Stefani Mariane M A, Avanzi Charlotte, Bührer-Sékula Samira, Benjak Andrej, Loiseau Chloé, Singh Pushpendra, Pontes Maria A A, Gonçalves Heitor S, Hungria Emerith M, Busso Philippe, Piton Jérémie, Silveira Maria I S, Cruz Rossilene, Schetinni Antônio, Costa Maurício B, Virmond Marcos C L, Diorio Suzana M, Dias-Baptista Ida M F, Rosa Patricia S, Matsuoka Masanori, Penna Maria L F, Cole Stewart T, Penna Gerson O
Tropical Pathology and Public Health Institute, Federal University of Goiás, Goiania, Goiás, Brazil.
Global Health Institute, École Polytechnique Fédérale de Lausanne, Switzerland.
PLoS Negl Trop Dis. 2017 Jun 15;11(6):e0005598. doi: 10.1371/journal.pntd.0005598. eCollection 2017 Jun.
Since leprosy is both treated and controlled by multidrug therapy (MDT) it is important to monitor recurrent cases for drug resistance and to distinguish between relapse and reinfection as a means of assessing therapeutic efficacy. All three objectives can be reached with single nucleotide resolution using next generation sequencing and bioinformatics analysis of Mycobacterium leprae DNA present in human skin.
DNA was isolated by means of optimized extraction and enrichment methods from samples from three recurrent cases in leprosy patients participating in an open-label, randomized, controlled clinical trial of uniform MDT in Brazil (U-MDT/CT-BR). Genome-wide sequencing of M. leprae was performed and the resultant sequence assemblies analyzed in silico.
In all three cases, no mutations responsible for resistance to rifampicin, dapsone and ofloxacin were found, thus eliminating drug resistance as a possible cause of disease recurrence. However, sequence differences were detected between the strains from the first and second disease episodes in all three patients. In one case, clear evidence was obtained for reinfection with an unrelated strain whereas in the other two cases, relapse appeared more probable.

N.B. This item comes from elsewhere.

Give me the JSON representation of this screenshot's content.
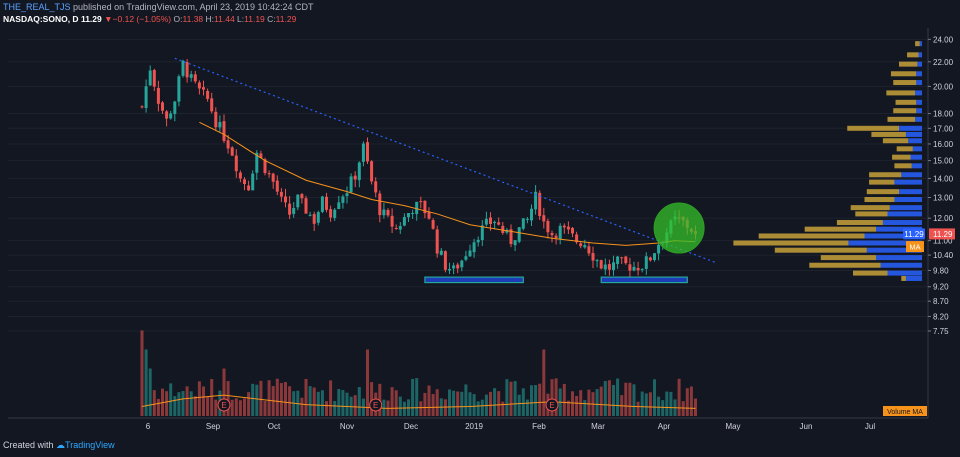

CONCLUSIONS/SIGNIFICANCE: This is the first report of using M. leprae whole genome sequencing to reveal that treated and cured leprosy patients who remain in endemic areas can be reinfected by another strain. Next generation sequencing can be applied reliably to M. leprae DNA extracted from biopsies to discriminate between cases of relapse and reinfection, thereby providing a powerful tool for evaluating different outcomes of therapeutic regimens and for following disease transmission.
由于麻风病采用多药联合疗法(MDT)进行治疗和控制,监测复发病例的耐药情况以及区分复发和再感染以评估治疗效果非常重要。通过对人类皮肤中存在的麻风分枝杆菌DNA进行新一代测序和生物信息学分析,能够以单核苷酸分辨率实现这三个目标。
采用优化的提取和富集方法,从参与巴西统一多药联合疗法开放标签随机对照临床试验(U-MDT/CT-BR)的麻风病患者的三例复发病例样本中分离DNA。对麻风分枝杆菌进行全基因组测序,并对所得序列组装进行计算机分析。
在所有三例病例中,均未发现对利福平、氨苯砜和氧氟沙星耐药的突变,因此排除了耐药性作为疾病复发可能原因的可能性。然而,在所有三名患者的首次和第二次发病菌株之间均检测到序列差异。在一例病例中,获得了明确的证据表明感染了无关菌株,而在另外两例病例中,复发的可能性似乎更大。
结论/意义:这是首次使用麻风分枝杆菌全基因组测序揭示,留在流行地区的已治疗和治愈的麻风病患者可能会被另一种菌株再次感染。新一代测序可以可靠地应用于从活检组织中提取的麻风分枝杆菌DNA,以区分复发和再感染病例,从而为评估治疗方案的不同结果以及追踪疾病传播提供一个强大的工具。